Seeing Xan Cassavettes' recent documentary Z Channel: A Magnificent Obsession I became somewhat jealous that I didn't grow up in LA and have the access to this amazing independent pay-TV service that programmed the most eclectic films imaginable. Z Channel, started in 1974, was freeform defined, broadcasting everything from never-seen-on-TV foreign films to celebrated Golden Turkeys to kitschy softcore, often showcasing single directors or actors for a given week. They were unafraid to air the epic 15 hour Berlin Alexanderplatz. Ratings were not an issue, quality was. And it worked; Z Channel reigned supreme (kicking both HBO and Cinemax's collective asses in the LA area), influencing many minds and breathing life into many overlooked films that the promo machine just didn't work correctly the first time around.

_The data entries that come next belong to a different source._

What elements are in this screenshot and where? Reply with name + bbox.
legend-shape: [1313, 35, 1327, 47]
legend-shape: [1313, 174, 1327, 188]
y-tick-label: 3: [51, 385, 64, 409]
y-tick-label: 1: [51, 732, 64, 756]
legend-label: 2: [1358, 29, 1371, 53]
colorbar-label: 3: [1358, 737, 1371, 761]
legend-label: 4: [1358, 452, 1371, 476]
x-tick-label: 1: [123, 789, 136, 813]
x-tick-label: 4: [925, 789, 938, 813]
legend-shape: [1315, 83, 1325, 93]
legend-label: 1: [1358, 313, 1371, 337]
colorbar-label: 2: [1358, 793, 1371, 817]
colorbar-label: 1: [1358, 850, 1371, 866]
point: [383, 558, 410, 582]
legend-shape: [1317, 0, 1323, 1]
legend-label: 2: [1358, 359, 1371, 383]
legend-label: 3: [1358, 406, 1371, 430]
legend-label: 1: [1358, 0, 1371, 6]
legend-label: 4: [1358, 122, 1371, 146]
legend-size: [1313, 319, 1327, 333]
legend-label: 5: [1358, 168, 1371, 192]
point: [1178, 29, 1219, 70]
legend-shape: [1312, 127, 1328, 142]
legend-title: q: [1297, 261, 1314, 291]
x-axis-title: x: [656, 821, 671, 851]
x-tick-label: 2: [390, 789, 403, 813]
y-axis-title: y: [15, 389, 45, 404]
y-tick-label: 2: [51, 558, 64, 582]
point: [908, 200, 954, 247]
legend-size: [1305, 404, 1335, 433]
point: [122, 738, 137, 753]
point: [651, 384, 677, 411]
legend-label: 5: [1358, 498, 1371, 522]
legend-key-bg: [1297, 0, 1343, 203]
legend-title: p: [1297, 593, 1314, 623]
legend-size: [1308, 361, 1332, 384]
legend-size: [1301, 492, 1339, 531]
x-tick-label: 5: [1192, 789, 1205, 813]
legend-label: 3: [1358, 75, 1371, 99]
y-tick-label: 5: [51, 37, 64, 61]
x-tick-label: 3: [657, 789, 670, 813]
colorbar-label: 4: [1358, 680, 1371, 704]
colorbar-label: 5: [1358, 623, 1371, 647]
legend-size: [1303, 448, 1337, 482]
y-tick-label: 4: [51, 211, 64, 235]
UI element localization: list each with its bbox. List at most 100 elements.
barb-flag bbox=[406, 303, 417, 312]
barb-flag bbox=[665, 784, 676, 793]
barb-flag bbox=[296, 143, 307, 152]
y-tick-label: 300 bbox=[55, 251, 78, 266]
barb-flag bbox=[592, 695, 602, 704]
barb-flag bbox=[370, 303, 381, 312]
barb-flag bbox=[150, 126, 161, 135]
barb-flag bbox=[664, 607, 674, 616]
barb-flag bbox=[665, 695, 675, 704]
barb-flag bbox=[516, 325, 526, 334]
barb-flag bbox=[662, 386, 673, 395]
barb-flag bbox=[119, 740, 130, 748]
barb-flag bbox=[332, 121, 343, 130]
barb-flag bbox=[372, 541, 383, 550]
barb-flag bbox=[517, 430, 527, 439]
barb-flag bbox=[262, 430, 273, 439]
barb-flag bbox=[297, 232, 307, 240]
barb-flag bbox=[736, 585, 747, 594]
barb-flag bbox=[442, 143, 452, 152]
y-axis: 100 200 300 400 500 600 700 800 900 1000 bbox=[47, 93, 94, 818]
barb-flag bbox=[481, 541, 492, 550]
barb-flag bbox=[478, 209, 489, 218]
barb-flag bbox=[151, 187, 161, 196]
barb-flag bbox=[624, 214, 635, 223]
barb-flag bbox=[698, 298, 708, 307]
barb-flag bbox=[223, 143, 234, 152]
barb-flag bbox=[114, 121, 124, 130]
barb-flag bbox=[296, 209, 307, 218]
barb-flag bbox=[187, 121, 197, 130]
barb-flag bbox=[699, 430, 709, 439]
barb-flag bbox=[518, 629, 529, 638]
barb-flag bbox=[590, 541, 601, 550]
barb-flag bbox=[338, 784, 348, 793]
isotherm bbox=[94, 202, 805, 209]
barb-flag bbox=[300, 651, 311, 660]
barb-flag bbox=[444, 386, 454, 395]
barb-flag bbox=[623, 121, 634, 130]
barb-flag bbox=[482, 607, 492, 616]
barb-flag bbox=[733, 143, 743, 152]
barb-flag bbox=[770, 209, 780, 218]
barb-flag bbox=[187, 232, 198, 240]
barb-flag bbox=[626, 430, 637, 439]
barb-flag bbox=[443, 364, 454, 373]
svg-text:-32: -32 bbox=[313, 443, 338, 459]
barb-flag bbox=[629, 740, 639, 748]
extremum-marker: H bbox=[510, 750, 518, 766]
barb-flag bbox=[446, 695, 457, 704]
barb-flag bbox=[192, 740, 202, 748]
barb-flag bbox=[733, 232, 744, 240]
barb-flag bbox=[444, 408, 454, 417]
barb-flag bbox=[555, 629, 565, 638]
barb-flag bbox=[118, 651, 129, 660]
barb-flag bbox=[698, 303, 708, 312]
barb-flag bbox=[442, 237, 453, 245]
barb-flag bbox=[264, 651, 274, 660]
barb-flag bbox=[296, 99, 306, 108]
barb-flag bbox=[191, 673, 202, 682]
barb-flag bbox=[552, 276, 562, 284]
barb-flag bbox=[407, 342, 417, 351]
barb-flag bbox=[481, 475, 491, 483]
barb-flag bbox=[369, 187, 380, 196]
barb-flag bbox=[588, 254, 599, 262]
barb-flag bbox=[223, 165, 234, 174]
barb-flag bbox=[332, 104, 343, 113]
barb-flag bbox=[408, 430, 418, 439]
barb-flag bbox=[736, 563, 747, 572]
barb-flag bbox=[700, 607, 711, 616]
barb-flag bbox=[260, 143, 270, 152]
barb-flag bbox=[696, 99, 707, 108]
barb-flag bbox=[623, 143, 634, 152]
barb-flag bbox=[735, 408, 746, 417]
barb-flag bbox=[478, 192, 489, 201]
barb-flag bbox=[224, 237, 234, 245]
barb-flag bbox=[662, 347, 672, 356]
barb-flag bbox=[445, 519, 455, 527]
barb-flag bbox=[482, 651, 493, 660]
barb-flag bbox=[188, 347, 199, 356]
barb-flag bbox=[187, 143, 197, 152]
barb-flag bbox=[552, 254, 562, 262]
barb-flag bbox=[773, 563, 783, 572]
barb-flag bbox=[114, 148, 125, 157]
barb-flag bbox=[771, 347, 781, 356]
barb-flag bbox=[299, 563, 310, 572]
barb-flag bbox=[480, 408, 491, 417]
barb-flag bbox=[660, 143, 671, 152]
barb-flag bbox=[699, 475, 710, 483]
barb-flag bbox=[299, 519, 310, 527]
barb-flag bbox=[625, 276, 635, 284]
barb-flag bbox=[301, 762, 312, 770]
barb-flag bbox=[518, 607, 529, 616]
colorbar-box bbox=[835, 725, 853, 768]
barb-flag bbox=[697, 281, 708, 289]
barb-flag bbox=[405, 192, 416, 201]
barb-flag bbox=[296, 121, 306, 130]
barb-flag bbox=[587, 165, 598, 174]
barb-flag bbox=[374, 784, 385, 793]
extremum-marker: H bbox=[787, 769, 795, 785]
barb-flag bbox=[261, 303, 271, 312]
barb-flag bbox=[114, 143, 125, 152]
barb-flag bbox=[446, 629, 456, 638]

It was all programmed by Jerry Harvey, an obsessive (and self-admittedly crazy) personality who lived and breathed cinema, often aided by young kids he'd pluck out of video stores whom he felt were kindred spirits. Though he was relatively small in stature vocation-wise on entertainment biz terms, Harvey commanded total respect in the industry and was closely followed for his insight to the finer facets of movie programming, clearly laid out for the viewer by the channel's monthly guide/magazine. He was the first person to hype many unknown directors who passed through the Hollywood machine unnoticed (Robert Altman became a friend, as did a forgotten-by-the-industry Sam Peckinpah). After Michael Cimino's Heaven's Gate was ruled a disaster and killed United Artists by being the biggest commercial flop in Hollywood history, Harvey's posthumous focus on the film's uncut version (something he also did with Leone's Once Upon a Time In America, a film that in its first go-around got edited "by some guy who did Police Academy 2") actually swayed some influential critics to do a complete 180. It was that kind of nurturing and passion that made Harvey one of the industry's most valued commodities in the 1970's and 80's.
But, like many driven artists, Harvey himself was completely riddled with many demons in his life. This coupled with the pressures of trying to remain pure to a vision amidst the naggings of a commercial network leaning on him eventually manifested itself in the murder of his wife, and suicide. It's a sad, yet fascinating story worth checking out as I think it would appeal to many WFMU listeners, if only for the montage of great films excerpted and name-checked that can easily go on one's to-rent list. There are some interesting interviews as well with people who were close to Harvey, plus Hollywood luminaries like Jackie Bissett, James Woods, Quentin Tarantino, and Jim Jarmusch all giving testimony.